Palatini Higgs and Coleman-Weinberg inflation with non-minimal coupling

TL;DR

This paper investigates how non-minimal coupling affects inflationary predictions in Palatini gravity, focusing on Higgs and Coleman-Weinberg potentials with a non-zero vacuum expectation value, aligning models with recent observational data.

Contribution

It analyzes inflationary parameters for Higgs and Coleman-Weinberg potentials with non-zero VEV in Palatini gravity, identifying parameter regions consistent with observations.

Findings

Inflationary predictions depend on the non-minimal coupling $\xi$ and VEV $v$.

Linear inflation behavior emerges at $\xi v^2=1$ in Coleman-Weinberg potential.

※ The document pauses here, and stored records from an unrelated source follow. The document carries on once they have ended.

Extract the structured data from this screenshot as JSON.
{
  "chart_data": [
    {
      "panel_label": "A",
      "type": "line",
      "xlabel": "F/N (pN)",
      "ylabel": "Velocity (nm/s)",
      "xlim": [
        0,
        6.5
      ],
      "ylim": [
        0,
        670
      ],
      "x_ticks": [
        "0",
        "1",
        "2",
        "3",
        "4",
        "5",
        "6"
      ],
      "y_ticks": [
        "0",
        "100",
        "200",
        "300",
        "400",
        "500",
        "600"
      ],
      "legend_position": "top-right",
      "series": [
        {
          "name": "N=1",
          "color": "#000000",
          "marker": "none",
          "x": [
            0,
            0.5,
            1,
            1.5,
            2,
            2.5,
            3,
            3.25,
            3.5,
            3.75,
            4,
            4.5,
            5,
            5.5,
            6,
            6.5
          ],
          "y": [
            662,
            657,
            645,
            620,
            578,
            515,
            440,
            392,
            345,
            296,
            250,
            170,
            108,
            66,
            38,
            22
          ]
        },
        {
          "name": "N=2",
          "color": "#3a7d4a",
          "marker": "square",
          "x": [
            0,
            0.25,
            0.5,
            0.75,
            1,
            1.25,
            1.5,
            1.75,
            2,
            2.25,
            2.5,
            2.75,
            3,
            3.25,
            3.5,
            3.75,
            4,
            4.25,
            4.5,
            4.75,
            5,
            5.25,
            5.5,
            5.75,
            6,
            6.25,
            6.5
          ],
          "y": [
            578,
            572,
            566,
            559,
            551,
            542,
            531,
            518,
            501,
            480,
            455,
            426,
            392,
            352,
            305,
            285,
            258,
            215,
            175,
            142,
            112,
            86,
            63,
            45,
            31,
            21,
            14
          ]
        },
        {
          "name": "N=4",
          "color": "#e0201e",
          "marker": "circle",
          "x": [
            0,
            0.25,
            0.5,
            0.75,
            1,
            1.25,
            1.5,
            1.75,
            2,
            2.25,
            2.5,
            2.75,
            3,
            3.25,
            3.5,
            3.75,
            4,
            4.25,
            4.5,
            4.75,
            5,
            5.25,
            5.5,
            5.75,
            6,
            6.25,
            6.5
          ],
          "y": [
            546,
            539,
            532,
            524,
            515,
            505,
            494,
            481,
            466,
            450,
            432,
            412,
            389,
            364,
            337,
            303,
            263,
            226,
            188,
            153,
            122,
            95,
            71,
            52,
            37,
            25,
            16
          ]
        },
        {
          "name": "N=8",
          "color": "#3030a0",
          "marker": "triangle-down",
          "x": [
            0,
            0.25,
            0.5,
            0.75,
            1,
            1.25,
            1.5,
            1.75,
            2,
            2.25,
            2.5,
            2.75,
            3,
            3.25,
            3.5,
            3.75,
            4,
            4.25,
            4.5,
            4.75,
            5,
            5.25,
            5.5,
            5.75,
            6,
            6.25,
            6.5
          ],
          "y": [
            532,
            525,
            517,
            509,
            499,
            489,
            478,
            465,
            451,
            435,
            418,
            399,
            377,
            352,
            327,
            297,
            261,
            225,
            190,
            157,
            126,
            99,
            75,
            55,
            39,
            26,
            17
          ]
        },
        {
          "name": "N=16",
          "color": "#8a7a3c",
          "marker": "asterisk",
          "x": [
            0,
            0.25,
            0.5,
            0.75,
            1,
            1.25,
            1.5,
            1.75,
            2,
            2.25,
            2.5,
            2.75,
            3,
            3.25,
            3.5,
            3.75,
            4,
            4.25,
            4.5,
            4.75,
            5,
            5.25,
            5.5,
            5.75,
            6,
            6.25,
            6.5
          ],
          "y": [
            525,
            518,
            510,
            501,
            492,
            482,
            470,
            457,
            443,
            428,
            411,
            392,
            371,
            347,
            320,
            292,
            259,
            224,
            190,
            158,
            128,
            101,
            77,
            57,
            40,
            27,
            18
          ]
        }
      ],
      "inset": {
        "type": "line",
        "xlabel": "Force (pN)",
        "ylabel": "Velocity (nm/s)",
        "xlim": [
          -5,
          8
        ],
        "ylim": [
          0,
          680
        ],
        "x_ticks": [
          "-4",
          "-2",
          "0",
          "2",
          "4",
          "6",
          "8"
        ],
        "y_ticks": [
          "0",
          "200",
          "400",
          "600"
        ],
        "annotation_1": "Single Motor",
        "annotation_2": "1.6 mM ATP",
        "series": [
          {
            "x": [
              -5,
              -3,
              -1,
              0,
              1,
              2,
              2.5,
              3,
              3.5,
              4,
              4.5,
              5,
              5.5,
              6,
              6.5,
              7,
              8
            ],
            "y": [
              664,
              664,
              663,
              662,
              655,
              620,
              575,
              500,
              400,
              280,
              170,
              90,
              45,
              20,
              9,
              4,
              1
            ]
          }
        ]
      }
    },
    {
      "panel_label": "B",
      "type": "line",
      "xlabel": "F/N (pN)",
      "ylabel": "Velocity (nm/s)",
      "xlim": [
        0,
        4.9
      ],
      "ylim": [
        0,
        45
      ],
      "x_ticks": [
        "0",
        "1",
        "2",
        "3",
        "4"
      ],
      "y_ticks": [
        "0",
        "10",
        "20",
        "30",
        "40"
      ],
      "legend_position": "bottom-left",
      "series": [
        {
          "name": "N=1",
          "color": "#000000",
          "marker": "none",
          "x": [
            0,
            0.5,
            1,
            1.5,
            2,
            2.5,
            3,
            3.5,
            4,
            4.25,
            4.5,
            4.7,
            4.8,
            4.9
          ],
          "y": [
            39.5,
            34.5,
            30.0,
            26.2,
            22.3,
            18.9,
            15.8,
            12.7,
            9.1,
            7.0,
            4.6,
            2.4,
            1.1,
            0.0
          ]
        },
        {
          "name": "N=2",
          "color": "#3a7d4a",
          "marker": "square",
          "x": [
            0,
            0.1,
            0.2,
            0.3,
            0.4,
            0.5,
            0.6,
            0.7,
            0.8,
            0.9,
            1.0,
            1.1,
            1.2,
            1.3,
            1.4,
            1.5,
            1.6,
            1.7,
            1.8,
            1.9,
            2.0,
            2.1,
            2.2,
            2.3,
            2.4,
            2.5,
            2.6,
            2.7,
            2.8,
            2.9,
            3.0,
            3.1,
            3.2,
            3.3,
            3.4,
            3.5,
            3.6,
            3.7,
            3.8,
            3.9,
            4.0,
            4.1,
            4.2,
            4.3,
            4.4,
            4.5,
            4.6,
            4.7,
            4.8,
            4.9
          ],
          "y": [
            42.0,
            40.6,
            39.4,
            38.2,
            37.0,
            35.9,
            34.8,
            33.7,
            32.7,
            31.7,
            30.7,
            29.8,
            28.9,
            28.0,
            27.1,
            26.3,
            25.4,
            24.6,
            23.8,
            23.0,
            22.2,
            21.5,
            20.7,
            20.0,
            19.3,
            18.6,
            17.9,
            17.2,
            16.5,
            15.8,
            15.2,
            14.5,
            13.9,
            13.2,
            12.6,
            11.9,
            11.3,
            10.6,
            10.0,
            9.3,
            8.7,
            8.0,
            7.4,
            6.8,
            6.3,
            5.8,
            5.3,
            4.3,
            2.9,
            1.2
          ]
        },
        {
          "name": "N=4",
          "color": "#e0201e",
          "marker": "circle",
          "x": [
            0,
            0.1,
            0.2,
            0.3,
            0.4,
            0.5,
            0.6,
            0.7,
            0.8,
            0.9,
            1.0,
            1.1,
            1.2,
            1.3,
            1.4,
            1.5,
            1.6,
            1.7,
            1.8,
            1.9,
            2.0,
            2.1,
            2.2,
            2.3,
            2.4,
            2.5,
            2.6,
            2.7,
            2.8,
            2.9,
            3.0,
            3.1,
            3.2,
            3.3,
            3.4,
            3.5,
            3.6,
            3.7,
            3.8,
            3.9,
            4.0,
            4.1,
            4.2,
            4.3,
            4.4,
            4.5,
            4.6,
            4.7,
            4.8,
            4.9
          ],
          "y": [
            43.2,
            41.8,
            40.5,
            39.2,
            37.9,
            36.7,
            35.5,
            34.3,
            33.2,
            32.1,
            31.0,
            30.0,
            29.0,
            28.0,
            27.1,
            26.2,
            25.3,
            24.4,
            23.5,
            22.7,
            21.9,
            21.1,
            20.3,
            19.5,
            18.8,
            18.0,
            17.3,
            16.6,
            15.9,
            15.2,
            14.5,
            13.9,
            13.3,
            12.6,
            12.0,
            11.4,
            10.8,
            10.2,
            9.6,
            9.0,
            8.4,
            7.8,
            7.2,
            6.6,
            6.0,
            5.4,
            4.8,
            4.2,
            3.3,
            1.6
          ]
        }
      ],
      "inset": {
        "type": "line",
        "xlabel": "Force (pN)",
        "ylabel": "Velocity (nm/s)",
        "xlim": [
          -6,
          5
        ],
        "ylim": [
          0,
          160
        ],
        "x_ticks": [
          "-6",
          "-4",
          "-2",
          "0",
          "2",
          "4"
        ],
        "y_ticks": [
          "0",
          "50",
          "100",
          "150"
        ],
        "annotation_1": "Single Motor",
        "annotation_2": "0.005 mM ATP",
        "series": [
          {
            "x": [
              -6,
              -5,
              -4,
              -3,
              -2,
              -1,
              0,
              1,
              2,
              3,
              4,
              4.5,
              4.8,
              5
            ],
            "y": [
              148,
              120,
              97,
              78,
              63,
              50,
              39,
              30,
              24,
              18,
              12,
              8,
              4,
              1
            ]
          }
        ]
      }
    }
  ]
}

Preferred $\xi$ values vary with $v$ to match observational constraints.

Abstract

We present the impact of non-minimal coupling $\xi \phi^2 R$ on the inflationary parameters by taking into account the models of single-field inflation with the inflaton that has a non-zero vacuum expectation value ($v$) after the period of inflation in Palatini gravity. We discuss the well-known symmetry breaking type potentials, namely the Higgs potential and Coleman-Weinberg potential. We show the inflationary predictions of these potentials, for both $\phi>v$ and $\phi<v$ inflation, the regions in the $v-\xi$ plane for which the values of $n_s$ and $r$ are in agreement with the recent measurements. We also show the linear inflation behavior as a solution of Coleman-Weinberg potential for $\xi v^2=1$ limit. Finally, we take into account the inflationary predictions of Coleman-Weinberg potential for preferred $\xi$ values as a function of $v$ in Palatini formalism.